Je cherche autour des gris et des bruns. Iroshizuku Kiri-same et Fuyu-syogun pour les gris, les brumes, les fumées et les nuages noir-bleutés de la fin de journée, renforcés par un noir très léger, sans intensité. Ici, c’est une Pelikan, mais elle serait trop noire en réalité. J’en ai une autre en tête avec une quasi-invisible touche de vert, mais je ne mets pas la main dessus. C’est une Callifolio, mais elle serait elle aussi un peu trop noire certainement. Ou bien utiliser une plume assez sèche pour affadir le noir ? La Montblanc Racing green à présent supprimée n’est pas mal, un peu plus claire sur le coup de pinceau que dans une plume où elle sera plus sombre. La Yama-guri donne le ton avec les gris : brun éteint, sombre, triste, terreux. Les champs un dimanche d’ennui dans la campagne boueuse avant de rentrer à la maison. La Tsukushi est plus joyeuse, elle ramène un peu de gaîté, la terre est plus rouge, on entend le fruit qui fait éclater sa coque en tombant. La lumière n’est pas complètement éteinte. La très pâle Cannelle de Callifolio va bien ici, un peu vive encore sur la tache alors qu’elle est presque transparente en réalité. Mais il y a trop de couleur dans cette palette par rapport à ce que je cherche. La Callifolio Itzamna qui est une encre très légère est trop en feu sur la tache (et plus lumineuse encore sur l’écran que sur le papier). La nouvelle Diamine Syrah fait un peu trop folklore paysan, la vigne et tout. L’ensemble est déséquilibré : tant qu’à introduire de la couleur, il faudrait une infime touche de bleu lumineux pour rappeler le ciel des fils de la Vierge, la Cocktail Velours bleu serait trop grasse, pourquoi pas l’éclatante Iroshizuku Kon-peki ? Il n’y a pas que du brun ou des verts éteints en automne, le vert nouveau est déjà revenu dans les grands champs de par ici, il faudrait chercher un second vert. Shin-ryoku peut-être ?

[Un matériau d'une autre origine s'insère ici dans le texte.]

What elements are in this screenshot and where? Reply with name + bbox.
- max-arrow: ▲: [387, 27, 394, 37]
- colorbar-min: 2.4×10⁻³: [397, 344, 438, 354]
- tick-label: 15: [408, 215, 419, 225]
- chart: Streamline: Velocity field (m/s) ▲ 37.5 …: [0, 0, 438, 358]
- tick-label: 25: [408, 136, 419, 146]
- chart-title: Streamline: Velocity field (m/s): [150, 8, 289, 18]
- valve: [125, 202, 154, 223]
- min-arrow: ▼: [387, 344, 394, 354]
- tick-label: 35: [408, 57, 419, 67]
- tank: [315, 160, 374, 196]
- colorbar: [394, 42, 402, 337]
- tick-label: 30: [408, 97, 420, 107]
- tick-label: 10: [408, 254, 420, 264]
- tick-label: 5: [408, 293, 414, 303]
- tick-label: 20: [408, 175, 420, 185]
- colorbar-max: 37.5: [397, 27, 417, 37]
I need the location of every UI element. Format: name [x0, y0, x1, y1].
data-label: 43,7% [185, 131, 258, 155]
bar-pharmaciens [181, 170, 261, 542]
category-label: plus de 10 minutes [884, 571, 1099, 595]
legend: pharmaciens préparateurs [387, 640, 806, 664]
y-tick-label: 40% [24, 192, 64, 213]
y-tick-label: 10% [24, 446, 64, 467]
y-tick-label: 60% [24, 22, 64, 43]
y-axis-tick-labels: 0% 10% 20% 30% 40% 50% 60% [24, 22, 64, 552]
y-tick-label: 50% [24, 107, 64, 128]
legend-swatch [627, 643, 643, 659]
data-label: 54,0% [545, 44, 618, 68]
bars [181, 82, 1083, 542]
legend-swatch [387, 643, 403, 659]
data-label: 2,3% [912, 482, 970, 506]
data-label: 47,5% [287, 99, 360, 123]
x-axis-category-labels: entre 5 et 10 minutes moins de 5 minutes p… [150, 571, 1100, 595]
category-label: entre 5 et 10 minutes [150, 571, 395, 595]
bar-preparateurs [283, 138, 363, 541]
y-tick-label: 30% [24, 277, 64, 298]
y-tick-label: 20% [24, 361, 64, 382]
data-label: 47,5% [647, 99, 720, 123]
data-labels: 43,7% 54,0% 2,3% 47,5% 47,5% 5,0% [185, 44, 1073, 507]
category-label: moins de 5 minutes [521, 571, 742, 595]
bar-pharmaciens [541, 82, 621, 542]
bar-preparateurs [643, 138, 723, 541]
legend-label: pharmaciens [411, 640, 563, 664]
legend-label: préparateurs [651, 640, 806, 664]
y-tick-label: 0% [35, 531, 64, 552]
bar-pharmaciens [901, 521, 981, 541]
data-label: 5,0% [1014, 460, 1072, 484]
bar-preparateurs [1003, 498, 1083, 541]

Donc j’essaie en retirant Itzamna et Syrah, j’aime à présent assez l’équilibre de l’ensemble. J’approche de la palette triste et éteinte que je cherchais au début. J’aurais cependant du mal à utiliser la Cannelle que je trouve un peu trop lègère dans le stylo. Voilà ce que cela donne :

Je rappelle que le jeu était de faire avec les moyens du bord. Le papier utilisé est le très bon et très agréable vergé Lalo, blanc ici. Merci aux coton-tiges pour leur patiente coopération et pardon pour les mauvais traitements. Les gars, vous aurez connu une brève existence et une fin plus glorieuses que la plupart de vos collègues.
Jimmy

* « Une saison au Japon » par Sandrine Bailly, La Martinière éditeur, ISBN 978-2-7324-3863-4. 32,00€
Organisé en saisons, photographies, peintures, gravures, affiches rythmées de courts textes et poèmes, ce n’est pas un livre d’érudit, juste un petit livre de délassement et de promenade. Ce que j’y ai trouvé d’intéressant, c’est à côté des images classiques une belle iconographie peu connue du début du XXème siècle, des images avec des palettes de couleurs réduites très étonnantes et très inspirantes. La reproduction des couleurs sur ce que je connais est assez bonne. La couleur de la couverture doit ressembler un peu à ce que j'imagine de la Tsutsuji.